É deste Acórdão que, pela H...,Ldª, vem interposto recurso para o Tribunal Constitucional, fundado na alínea b) do nº 1 do artº 70º da Lei nº
28/82, de 15 de Novembro, e pretendendo, por seu intermédio, a apreciação da inconstitucionalidade da norma 'constante do artigo 3.º da Lei n.º 51-A/96, de 9 de Dezembro, na interpretação acolhida no douto acordão recorrido no sentido de que o pagamento integral dos impostos e acréscimos legais é susceptível de extinguir apenas a responsabilidade criminal por uma certa infracção de natureza dolosa, mas já não é susceptível de extinguir a responsabilidade contra-ordenacional por uma infracção à mesma norma, sendo determinante o juízo feito pela Administração Fiscal de que existe apenas negligência e não dolo'.
3. Determinada a feitura de alegações, concluiu a recorrente a por si formulada do seguinte modo:-
' a) A infracção ao disposto no artigo 26.º do Código do IVA, quando por período superior a 90 dias pode constituir crime fiscal p.p. pelo artigo 24 do R.J.I.F.N.A.., ou contra-ordenação fiscal p.p. pelo artigo 29.º do mesmo diploma, consoante tenha havido dolo ou não dolo (ou, se preferirem, apropriação). b) O Douto Acordão recorrido faz uma interpretação literal do artigo 3.º da Lei n.º 51- -A/96, de 9 de Dezembro, segundo a qual a extinção da responsabilidade criminal, decorrente do pagamento dos impostos e acréscimos legais, nele prevista, não abrange a responsabilidade contra-ordenacional, pela mesma violação da mesma norma. c) A ser assim bastará à Administração fiscal não instaurar o processo de averiguações, imposto pelo artigo 43.º do R.J.I.F.N.A.., e imputar arbitráriamente a conduta a título de negligência para conseguir a inaplicabilidade prática de uma norma que lhe é económicamente desfavorável. d) Tal interpretação viola os princípios constitucionais da igualdade, da proporcionalidade e da justiça, entre outros, que afloram, no artigo 266.º n.º 2 da Constituição. Nestes termos, e nos mais de direito, deve ser concedido provimento ao recurso e, em consequência, ser declarada a inconstitucionalidade do artigo 3.º da Lei n.º 51-A/96, de 9 de Dezembro, na interpretação segundo a qual a extinção da responsabilidade criminal, decorrente do pagamento dos impostos e acréscimos legais, nele prevista, não abrange a responsabilidade contra-ordenacional, pela mesma violação da mesma norma.'
Por seu turno, a Fazenda Nacional apresentou as seguintes
«conclusões»:-
'a) As leis de amnistia excepcionam do procedimento criminal e da condenação certas e determinadas infracções praticadas em determinado período de tempo
b) As leis de amnistia, por serem de natureza excepcional, em sede de direito penal, não comportam interpretação analógica ou extensiva.

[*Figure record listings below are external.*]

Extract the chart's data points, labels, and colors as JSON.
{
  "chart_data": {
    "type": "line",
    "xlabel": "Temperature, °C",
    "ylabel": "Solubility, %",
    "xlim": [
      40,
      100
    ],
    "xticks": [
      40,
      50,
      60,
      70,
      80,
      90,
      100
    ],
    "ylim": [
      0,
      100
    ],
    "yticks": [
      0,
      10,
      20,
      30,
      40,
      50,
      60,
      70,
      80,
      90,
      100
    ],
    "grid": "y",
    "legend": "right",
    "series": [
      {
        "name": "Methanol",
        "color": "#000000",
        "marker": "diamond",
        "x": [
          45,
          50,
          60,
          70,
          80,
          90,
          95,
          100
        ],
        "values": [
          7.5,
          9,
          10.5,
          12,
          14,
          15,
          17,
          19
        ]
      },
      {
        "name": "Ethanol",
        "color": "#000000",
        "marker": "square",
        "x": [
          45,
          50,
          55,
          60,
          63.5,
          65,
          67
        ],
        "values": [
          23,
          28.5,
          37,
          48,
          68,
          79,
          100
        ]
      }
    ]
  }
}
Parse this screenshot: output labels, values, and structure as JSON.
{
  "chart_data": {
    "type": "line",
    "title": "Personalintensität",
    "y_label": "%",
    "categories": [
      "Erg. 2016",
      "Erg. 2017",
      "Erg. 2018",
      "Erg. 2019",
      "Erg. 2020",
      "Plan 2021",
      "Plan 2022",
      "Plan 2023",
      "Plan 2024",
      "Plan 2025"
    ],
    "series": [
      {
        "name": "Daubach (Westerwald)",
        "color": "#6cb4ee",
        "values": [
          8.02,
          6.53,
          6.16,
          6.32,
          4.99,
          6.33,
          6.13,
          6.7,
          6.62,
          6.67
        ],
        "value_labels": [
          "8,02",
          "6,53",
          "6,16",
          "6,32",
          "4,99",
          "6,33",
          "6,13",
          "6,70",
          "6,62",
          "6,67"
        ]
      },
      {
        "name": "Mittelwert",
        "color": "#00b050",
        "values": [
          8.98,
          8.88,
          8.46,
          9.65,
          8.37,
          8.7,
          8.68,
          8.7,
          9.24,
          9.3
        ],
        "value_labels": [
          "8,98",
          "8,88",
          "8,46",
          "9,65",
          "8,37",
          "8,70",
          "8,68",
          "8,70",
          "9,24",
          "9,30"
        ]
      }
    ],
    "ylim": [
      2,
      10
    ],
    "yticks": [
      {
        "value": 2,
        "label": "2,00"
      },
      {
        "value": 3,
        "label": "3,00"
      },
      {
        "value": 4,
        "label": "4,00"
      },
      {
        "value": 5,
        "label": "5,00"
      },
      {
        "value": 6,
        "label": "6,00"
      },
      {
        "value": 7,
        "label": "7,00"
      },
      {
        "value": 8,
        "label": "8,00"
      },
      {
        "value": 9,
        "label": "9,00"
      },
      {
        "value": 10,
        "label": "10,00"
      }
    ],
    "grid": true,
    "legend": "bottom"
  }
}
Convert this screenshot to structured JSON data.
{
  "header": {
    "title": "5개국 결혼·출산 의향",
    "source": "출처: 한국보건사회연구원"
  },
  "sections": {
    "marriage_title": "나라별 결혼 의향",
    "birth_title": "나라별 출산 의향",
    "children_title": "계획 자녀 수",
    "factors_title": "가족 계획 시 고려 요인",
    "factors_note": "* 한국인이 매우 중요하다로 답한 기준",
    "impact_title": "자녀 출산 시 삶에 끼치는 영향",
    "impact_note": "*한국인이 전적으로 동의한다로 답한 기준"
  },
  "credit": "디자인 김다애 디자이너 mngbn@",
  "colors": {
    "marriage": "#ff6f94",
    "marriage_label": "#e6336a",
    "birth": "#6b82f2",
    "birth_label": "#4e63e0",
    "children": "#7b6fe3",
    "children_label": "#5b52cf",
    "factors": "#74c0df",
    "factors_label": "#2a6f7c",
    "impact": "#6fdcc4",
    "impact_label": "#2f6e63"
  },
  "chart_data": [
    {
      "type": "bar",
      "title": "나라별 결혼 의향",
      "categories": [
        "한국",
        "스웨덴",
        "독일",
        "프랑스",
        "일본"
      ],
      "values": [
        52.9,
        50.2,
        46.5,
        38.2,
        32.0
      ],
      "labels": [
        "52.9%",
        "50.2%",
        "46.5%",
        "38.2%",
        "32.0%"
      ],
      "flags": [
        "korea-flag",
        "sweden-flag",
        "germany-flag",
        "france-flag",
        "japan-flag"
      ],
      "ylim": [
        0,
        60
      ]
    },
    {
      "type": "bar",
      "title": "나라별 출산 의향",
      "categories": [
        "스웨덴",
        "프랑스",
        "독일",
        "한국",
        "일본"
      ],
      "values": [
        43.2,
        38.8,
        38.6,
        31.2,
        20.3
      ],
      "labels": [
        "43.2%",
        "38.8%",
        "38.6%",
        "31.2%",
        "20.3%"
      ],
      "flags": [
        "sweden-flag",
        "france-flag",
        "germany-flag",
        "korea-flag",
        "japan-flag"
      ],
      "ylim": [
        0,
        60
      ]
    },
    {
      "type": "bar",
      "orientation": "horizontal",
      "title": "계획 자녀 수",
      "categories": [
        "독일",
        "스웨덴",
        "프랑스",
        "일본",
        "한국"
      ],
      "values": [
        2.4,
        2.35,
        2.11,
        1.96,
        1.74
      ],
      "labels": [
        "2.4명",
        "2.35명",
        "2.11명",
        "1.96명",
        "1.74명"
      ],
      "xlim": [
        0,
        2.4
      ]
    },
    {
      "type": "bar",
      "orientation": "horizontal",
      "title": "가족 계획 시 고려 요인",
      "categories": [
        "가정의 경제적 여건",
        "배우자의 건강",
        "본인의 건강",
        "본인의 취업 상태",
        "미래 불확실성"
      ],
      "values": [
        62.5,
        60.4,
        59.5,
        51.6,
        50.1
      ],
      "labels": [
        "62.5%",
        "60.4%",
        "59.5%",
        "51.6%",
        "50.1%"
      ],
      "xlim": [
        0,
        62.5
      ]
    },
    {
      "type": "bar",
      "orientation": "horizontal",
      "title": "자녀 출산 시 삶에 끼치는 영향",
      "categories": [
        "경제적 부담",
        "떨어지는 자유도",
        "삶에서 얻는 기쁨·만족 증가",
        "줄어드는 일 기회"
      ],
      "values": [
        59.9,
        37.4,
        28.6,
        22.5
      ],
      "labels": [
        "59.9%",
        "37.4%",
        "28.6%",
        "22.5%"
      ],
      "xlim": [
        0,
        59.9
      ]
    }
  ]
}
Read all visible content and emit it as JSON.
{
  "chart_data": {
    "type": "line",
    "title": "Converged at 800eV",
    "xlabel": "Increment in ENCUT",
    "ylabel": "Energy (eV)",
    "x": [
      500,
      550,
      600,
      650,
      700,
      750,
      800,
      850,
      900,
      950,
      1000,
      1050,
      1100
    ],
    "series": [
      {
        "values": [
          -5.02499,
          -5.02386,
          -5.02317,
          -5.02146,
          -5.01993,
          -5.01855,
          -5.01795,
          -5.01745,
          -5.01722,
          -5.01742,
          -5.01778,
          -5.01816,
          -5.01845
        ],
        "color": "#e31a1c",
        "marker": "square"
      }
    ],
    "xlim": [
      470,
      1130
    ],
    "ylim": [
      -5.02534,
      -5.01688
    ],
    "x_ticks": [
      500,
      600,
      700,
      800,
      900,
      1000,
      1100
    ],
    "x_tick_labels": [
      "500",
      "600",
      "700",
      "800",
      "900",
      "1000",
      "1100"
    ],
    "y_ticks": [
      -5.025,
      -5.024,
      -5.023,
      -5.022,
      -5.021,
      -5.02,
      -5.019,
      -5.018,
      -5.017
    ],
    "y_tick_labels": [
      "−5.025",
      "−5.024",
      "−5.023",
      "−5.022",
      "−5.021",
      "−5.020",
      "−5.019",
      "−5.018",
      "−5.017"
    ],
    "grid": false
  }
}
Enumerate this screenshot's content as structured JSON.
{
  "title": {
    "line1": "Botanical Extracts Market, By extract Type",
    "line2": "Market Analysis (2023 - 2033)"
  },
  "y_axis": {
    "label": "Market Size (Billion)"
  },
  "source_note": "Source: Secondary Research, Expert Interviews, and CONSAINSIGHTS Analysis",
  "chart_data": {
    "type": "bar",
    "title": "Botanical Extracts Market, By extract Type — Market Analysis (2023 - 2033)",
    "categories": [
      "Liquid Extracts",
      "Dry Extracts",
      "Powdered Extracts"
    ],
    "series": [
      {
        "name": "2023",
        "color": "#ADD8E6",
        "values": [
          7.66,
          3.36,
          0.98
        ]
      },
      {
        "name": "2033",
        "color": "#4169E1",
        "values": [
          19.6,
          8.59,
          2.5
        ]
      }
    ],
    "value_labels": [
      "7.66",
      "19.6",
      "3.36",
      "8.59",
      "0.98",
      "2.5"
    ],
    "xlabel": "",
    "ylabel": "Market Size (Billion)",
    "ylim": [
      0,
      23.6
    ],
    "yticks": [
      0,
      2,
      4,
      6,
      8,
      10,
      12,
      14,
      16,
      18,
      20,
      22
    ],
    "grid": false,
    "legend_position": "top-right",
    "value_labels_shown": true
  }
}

c) Por não serem contempladas na Lei nº 51-A/96, de 09.12, as infracções de natureza contra-ordenacional não podem ser abrangidas pela medida de amnistia.
d) A interpretação pretendida pela recorrente colide com os princípios fundamentais de aplicação da lei penal'.
Cumpre decidir.
II
1. A norma contida no artº 3º da Lei nº 51-A/96, de 9 de Dezembro, ora sub specie, dispõe o seguinte:- Artigo 3º Extinção da responsabilidade criminal
O pagamento integral dos impostos e acréscimos legais extingue a responsabilidade criminal.
Por outro lado, no artº 1º do mesmo diploma legal estendeu-se o
âmbito de aplicação daquela Lei aos crimes de fraude fiscal, abuso de confiança fiscal e frustração de créditos fiscais que resultem das condutas ilícitas que tenham dado origem às dívidas abrangidas pelo disposto no Decreto-Lei n.º
225/94, de 5 de Setembro, e no Decreto-Lei n.º 124/96, de 10 de Agosto.
O citado Decreto-Lei nº 225/94 veio, a titulo excepcional, permitir
'aos contribuintes a regularização das suas dívidas em prestações', relativamente às obrigações cujo prazo de cobrança tenha terminado até 31 de Dezembro de 1993 (cfr. seu artº 1º), regime que também foi estendido 'às dívidas a instituições de previdência ou de segurança social, bem como às quotizações para o Fundo de Desemprego' (em itálico, palavras do seu exórdio).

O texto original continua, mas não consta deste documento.